“There is no end to education.” — Jiddu Krishnamurthy
What I am constantly asked about in client meetings, or meet-ups with fellow designers is how I stay up to date and keep improving my design skills. I firmly believe that there is always room for improvement and a great way to stay inspired is by reading books. And there are tons of very well written books about UX Design, out there, waiting for you to grab them and discover new techniques, new perspectives and add value to your design process.
Picking only 5 great books was no mean feat, but I managed to shortlist these because of their evergreen nature. These books cover topics such as mapping real life experiences with online behaviour, UX in the things around us, methods and techniques for quicker and efficient design processes in the workplace and last but not the least, the biases and ethical blunders that are a by-product of developing these great technical products.
Don’t Make Me Think, Revisited: A Common Sense Approach to Web Usability – Steve Krug
If there is one UX book I keep going back to, it has to be this one. Crisp (can be read in a plane ride, like the author says) and laid out with multiple examples and anecdotes, this book is a joy to dive into! A go-to read when it comes to understanding and implementing usability principles, it talks about how users navigate the web, and what their reading pattern is like, online. The parallels drawn between online behaviour and real life behaviour make you realise that you have to design keeping multiple user-personas in mind.
Grab your copy online – Don’t Make Me Think
The Design of Everyday Things: Revised and Expanded Edition by Don Norman
If there is a book that changed how people viewed ‘UX Design’, it is this. It teaches you that design is everywhere – from a zip to a revolving door to your favourite E-Commerce website! And that revelation makes you realise how a simple design solution can bring about a big change in the lives of its users. The famous example of the ‘Norman Door’ that every design school teaches us about, comes from this book. To those who are unaware, it is an example of bad design – where you pull a door instead of pushing it. Haven’t most of us experienced that? There are many more real life examples in the book, which will inspire you to be better as a designer – to really observe your surroundings and fellow humans.
Grab your copy online – The Design of Everyday Things
Lean UX: Applying Lean Principles to Improve User Experience – Jeff Gothelf with Josh Seiden
In this book, the authors have explained in detail about what the term ‘Lean UX’ means and how you can incorporate this approach in your work culture for faster and more efficient results in UX design related tasks. It is inspired theories of Lean and Agile development, which is is based on the approach of iterative cycles – experimenting with design ideas and concepts, validation using real users and iterating the design based on the feedback and learnings.
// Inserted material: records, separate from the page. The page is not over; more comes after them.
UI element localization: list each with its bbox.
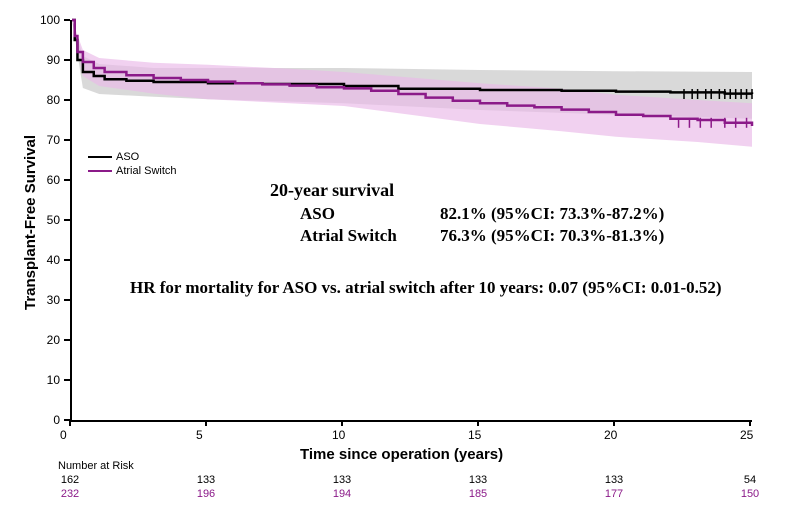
x-tick-label: 10 — [332, 428, 345, 442]
x-tick-mark — [477, 420, 479, 426]
x-axis-title: Time since operation (years) — [300, 446, 503, 463]
risk-value: 133 — [605, 474, 623, 486]
annotation-atrial-value: 76.3% (95%CI: 70.3%-81.3%) — [440, 226, 664, 246]
risk-value: 162 — [61, 474, 79, 486]
annotation-hr: HR for mortality for ASO vs. atrial swit… — [130, 278, 722, 298]
x-tick-mark — [613, 420, 615, 426]
risk-value: 194 — [333, 488, 351, 500]
y-tick-label: 30 — [47, 293, 60, 307]
risk-value: 133 — [197, 474, 215, 486]
x-tick-mark — [69, 420, 71, 426]
y-tick-label: 100 — [40, 13, 60, 27]
y-tick-label: 40 — [47, 253, 60, 267]
legend-swatch — [88, 156, 112, 158]
risk-value: 150 — [741, 488, 759, 500]
y-tick-label: 90 — [47, 53, 60, 67]
y-tick-mark — [64, 19, 70, 21]
legend-label: ASO — [116, 151, 139, 163]
risk-value: 177 — [605, 488, 623, 500]
risk-value: 196 — [197, 488, 215, 500]
risk-value: 232 — [61, 488, 79, 500]
legend-swatch — [88, 170, 112, 172]
y-tick-mark — [64, 99, 70, 101]
x-tick-mark — [749, 420, 751, 426]
y-axis-title: Transplant-Free Survival — [22, 135, 39, 310]
y-tick-label: 80 — [47, 93, 60, 107]
x-tick-label: 20 — [604, 428, 617, 442]
x-tick-label: 25 — [740, 428, 753, 442]
y-tick-mark — [64, 139, 70, 141]
y-tick-mark — [64, 299, 70, 301]
risk-value: 54 — [744, 474, 756, 486]
y-tick-label: 20 — [47, 333, 60, 347]
y-tick-mark — [64, 179, 70, 181]
annotation-20yr-title: 20-year survival — [270, 180, 394, 201]
annotation-atrial-label: Atrial Switch — [300, 226, 397, 246]
y-tick-label: 70 — [47, 133, 60, 147]
legend: ASO Atrial Switch — [88, 150, 177, 178]
x-tick-mark — [205, 420, 207, 426]
y-tick-label: 50 — [47, 213, 60, 227]
legend-item: Atrial Switch — [88, 164, 177, 178]
x-tick-label: 0 — [60, 428, 67, 442]
risk-table-title: Number at Risk — [58, 460, 134, 472]
annotation-aso-value: 82.1% (95%CI: 73.3%-87.2%) — [440, 204, 664, 224]
x-tick-mark — [341, 420, 343, 426]
y-tick-label: 60 — [47, 173, 60, 187]
y-tick-label: 0 — [53, 413, 60, 427]
x-tick-label: 15 — [468, 428, 481, 442]
y-tick-mark — [64, 259, 70, 261]
risk-value: 185 — [469, 488, 487, 500]
risk-value: 133 — [333, 474, 351, 486]
risk-value: 133 — [469, 474, 487, 486]
y-tick-mark — [64, 339, 70, 341]
x-tick-label: 5 — [196, 428, 203, 442]
km-chart-root: Transplant-Free Survival Time since oper… — [0, 0, 800, 508]
legend-label: Atrial Switch — [116, 165, 177, 177]
y-tick-mark — [64, 219, 70, 221]
y-tick-label: 10 — [47, 373, 60, 387]
annotation-aso-label: ASO — [300, 204, 335, 224]
y-tick-mark — [64, 59, 70, 61]
legend-item: ASO — [88, 150, 177, 164]
y-tick-mark — [64, 379, 70, 381]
Based on close collaboration with other product team members, it provides insights into building a highly efficient team that follows the motto – Design. Test. Iterate.
Grab your copy online –Lean UX
Sprint: How to Solve Big Problems and Test New Ideas in Just Five Days by Jake Knapp, John Zeratsky and Brad Kowitz
This book talks about a 5 day step by step technique to solve problems and testing out new ideas. It is applicable to all work cultures – startups to large organizations. Penned by three partners at Google Ventures, the Sprint is a unique, five day process that has helped more than a hundred companies till date. The process is designed in a way that you move from concept to prototyping to the final decision within five days, helping you save hours of efforts and funds. This one is a must read for anyone in a fast-growing organization.
Grab your copy online – Sprint
Technically Wrong: Sexist Apps, Biased Algorithms, and Other Threats of Toxic Tech by Sara Wachter-Boettcher
Today, even the most basic daily activities are performed online – shopping for groceries, paying bills, etc. While it has definitely helped make the lives of people a lot easier, it has also opened up the web and other tech platforms to biases, ethical blunders and blind spots. Examples of these biases include sign up forms not recognising a gender other than male or female, the title ‘Doctor’ being considered as male, racial biases on tracking apps used by law enforcement organisations, Social media platforms showing you ‘happy memories’ of loved ones who are no more, racial and gender biases in the workplace, etc. Sara Wachter-Boettcher grabs the bull by the horns and demystifies this dark reality of the tech industry. A great commentary that is bound to make you think about the design decisions you make while designing tech products, truly keeping humans at the centre.